Pasalnya, laporan Bloomberg Economics melaporkan guncangan ekonomi negeri monarki itu telah memasuki tahun ketiga ditandai lemahnya investasi bisnis hingga kekurangan tenaga kerja yang cukup parah.

Kondisi ini menurut Bloomberg Economics dipicu salah satunya akibat dari keluarnya Inggris dari Uni Eropa pada 2016 atau yang dikenal sebagai Brexit.

Sebuah analisis oleh Bloomberg Economics tiga tahun lalu juga sempat menggambarkan potensi kerugian yang diakibatkan oleh keluarnya Inggris dari Uni Eropa dan perpecahan yang terjadi di tubuh pemerintah yang dipimpin partai Konservatif.

Mengacu penelitian terbaru Bloomberg Economics, keputusan Brexit ini telah merugikan ekonomi negara tersebut sebanyak £100 miliar per tahun.

Angka ini setara USD124 miliar dengan efek yang cukup beragam. Di mulai dari investasi bisnis yang mandeg hingga kemampuan perusahaan untuk membuka lapangan kerja.

Ekonom Bloomberg Ana Andrade dan Dan Hanson memperhitungkan ekonomi Inggris 4% lebih kecil dari yang seharusnya, dengan investasi bisnis tertinggal secara signifikan dan kekurangan pekerja yang terus melebar.

“Apakah Inggris melakukan tindakan merugikan diri sendiri secara ekonomi ketika memilih untuk meninggalkan Uni Eropa pada tahun 2016? Bukti sejauh ini masih menunjukkan hal itu,” tulis Andrade dan Hanson dalam sebuah catatan yang diterbitkan Selasa (31/1).
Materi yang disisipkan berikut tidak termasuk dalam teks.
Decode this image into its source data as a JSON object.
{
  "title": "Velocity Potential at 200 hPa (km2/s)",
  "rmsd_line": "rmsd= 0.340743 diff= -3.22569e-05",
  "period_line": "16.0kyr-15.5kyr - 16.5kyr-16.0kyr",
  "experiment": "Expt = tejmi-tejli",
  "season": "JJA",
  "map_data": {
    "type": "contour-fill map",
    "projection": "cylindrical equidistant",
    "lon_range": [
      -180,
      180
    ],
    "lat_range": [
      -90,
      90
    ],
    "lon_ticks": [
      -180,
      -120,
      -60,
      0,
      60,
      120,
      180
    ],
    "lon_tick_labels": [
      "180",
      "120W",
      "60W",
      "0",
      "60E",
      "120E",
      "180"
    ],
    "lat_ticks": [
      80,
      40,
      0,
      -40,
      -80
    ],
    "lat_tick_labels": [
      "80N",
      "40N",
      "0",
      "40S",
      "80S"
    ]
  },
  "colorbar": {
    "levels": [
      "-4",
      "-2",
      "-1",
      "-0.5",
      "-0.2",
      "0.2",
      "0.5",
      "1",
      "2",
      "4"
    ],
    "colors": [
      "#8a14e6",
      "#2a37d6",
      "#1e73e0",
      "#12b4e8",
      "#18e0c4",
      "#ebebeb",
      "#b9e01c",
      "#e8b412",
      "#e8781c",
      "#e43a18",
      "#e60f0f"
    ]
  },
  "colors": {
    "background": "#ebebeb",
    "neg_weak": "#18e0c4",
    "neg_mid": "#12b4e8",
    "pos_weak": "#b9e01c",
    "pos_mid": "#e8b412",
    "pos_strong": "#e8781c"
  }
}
Kedua ekonom itu menegaskan bahwa keluar dari sistem single market Uni Eropa berdampak buruk lebih cepat daripada yang diprediksi oleh para ahli.

Temuan ini kontradiktif dengan pernyataan Perdana Menteri Rishi Sunak bahwa Brexit adalah “peluang besar” bagi Inggris yang mulai terwujud.

Ia sempat menyebut, memutuskan hubungan dengan Uni Eropa memungkinkan Inggris untuk lebih bebas dalam memacu perdagangan dan mereformasi aturan jasa keuangan untuk kepentingan bank di negara itu.

“Kami telah membuat langkah besar dalam memanfaatkan kebebasan yang dibuka oleh Brexit untuk mengatasi tantangan generasi,” kata Sunak dikutip Bloomberg, Senin (30/1).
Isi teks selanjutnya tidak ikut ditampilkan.